Ofcom keen to press ahead with radical plans on private 5G spectrum

  • Despite telco moans, Ofcom’s CTO is keen on getting more spectrum out to those who can make innovative use of it
  • Nothing is decided, but measures might include licenses issued on a first come first served basis
  • Covering as little as 50 square metres

God didn’t create spectrum to best serve telco business models. So when their tame think tanks and industry bodies attempt to position 5G as the sole driver for next generation networking, it needs to be pointed out that the magic ingredient is actually spectrum -  or rather the silicon technology that has become powerful enough to make ever-higher spectrum bands usable - and not specifically telco-delivered 5G that should be credited for those trillions of dollars and millions of jobs that are expected to accrue over the next decade thanks to that technical advance. Other networks and business models are, as they say, available.

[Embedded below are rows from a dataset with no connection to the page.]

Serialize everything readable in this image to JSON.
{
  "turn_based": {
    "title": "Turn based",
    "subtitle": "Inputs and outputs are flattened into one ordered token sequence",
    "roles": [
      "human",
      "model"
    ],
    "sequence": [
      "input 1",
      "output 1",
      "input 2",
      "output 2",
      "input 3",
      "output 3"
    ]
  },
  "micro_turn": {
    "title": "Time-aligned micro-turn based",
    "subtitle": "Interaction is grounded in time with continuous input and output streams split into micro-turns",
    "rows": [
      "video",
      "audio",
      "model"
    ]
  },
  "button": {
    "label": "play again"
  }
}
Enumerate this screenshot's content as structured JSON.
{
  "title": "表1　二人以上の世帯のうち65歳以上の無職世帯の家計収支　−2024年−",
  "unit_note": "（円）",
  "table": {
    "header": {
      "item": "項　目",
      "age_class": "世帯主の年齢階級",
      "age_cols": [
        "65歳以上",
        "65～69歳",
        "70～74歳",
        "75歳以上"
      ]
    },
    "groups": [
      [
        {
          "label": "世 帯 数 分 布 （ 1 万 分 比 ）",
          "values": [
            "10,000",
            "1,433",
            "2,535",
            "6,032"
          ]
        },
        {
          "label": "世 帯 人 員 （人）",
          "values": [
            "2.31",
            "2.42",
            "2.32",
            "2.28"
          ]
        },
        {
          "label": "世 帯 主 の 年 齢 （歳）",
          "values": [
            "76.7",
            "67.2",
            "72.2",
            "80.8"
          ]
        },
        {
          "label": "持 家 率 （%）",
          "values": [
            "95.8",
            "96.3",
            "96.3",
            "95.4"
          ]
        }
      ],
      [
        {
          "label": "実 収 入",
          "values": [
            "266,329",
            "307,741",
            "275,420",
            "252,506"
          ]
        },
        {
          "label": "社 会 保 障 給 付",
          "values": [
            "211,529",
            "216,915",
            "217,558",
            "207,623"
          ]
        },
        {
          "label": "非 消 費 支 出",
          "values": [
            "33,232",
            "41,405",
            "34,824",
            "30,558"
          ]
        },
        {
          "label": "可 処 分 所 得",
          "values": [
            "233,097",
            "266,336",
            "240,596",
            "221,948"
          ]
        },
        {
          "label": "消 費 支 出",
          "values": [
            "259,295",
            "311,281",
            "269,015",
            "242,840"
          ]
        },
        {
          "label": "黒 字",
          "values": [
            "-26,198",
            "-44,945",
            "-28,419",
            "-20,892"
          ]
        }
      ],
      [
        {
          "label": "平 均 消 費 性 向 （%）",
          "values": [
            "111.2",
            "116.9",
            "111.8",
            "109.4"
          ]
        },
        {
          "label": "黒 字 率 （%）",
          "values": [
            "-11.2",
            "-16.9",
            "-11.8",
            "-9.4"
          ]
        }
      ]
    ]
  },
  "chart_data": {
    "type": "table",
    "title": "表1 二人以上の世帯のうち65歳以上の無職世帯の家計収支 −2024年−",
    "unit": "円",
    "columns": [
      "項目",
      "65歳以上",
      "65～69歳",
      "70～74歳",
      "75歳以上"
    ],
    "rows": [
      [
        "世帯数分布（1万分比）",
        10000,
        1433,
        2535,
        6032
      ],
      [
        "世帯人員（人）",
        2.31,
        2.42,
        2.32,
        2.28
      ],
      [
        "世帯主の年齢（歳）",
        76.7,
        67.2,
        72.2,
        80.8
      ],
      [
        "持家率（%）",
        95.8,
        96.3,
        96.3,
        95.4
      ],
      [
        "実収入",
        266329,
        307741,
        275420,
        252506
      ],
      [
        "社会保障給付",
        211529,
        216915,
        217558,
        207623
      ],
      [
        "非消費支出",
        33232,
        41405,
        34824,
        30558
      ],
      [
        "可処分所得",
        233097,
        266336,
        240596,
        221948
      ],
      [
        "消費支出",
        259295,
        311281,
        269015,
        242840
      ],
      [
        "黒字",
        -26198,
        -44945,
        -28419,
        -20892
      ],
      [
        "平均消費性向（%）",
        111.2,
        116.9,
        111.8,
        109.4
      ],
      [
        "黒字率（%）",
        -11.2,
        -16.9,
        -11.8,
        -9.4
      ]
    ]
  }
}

But this is a perspective yet to be taken on board by many

Telco reaction to the German regulator’s reservation of spectrum in the 3.7 GHz-3.8 GHz band for private enterprises, is a case in point.

As Nick Wood pointed out on Thursday (see -  German telcos take turns to lambaste newly-concluded 5G auction), German telcos argued that the move would help to create an artificial spectrum shortage, leading to higher prices while the addition of a new fourth player, in the form of 1&1 Drillisch, injected yet more competition for frequencies. They lambasted the German regulator accordingly.

So Ofcom’s new(ish) CTO, Mansoor Hanif, was probably bracing himself for a similarly polite kicking when he graced the stage for his keynote at 5G World Summit this week.


Mansoor outlined how and why Ofcom might reserve mid-band spectrum between 3.8GHz and 4.2GHz for new ‘innovative’ private 5G deployments. These might include large industrial campuses or even much more modest concerns. Anyone could apply, he is reported as saying, and might feasibly be offered a licence covering areas as small as 50 square metres. These license holders might work with an existing operator, perhaps acting as a 5G access network for connectivity to the wider world. Essentially, innovation is the goal and Ofcom is waiting for detailed proposals and feedback. Nothing at this stage has been ruled in or out.

But the telcos gathered at 5G World Summit were, it was thought, like their German peers unlikely to be thrilled to see that Ofcom is still keen on opening up the spectrum to more players.

In fact Ofcom has been clear about this direction of travel for some time.

Let's join a few dots

In an interview with Martyn Warwick late last year, just after his appointment, Mansoor outlined what  he saw as an important part of Ofcom’s role. That was: to help anyone who wants to apply some innovation to improve connectivity “using 5G, Wi-Fi and anything else.” And to do it in a “fair, open and transparent way, without any preference for anyone.”

“We have many levers,” he told Martyn, “and the one that is on everyone’s mind all the time is obviously spectrum. We’re working hard to make sure we’re getting out the spectrum that people need, as quickly as possible... The good news is that there’s never been so much spectrum available today. And the downside is that there’s never been so much demand.”

So clearly, just one way of getting those two trends to match up might be to use some regulatory innovation to get licensed spectrum out to corporates who want to use it in their own private networks. So when Mansoor covered off the idea of making available that spectrum in the 3.8-4.2 GHz band, unused by other users, he was simply reiterating what had already been discussed as a possibility in an Ofcom paper published late last year.   It’s worth a read.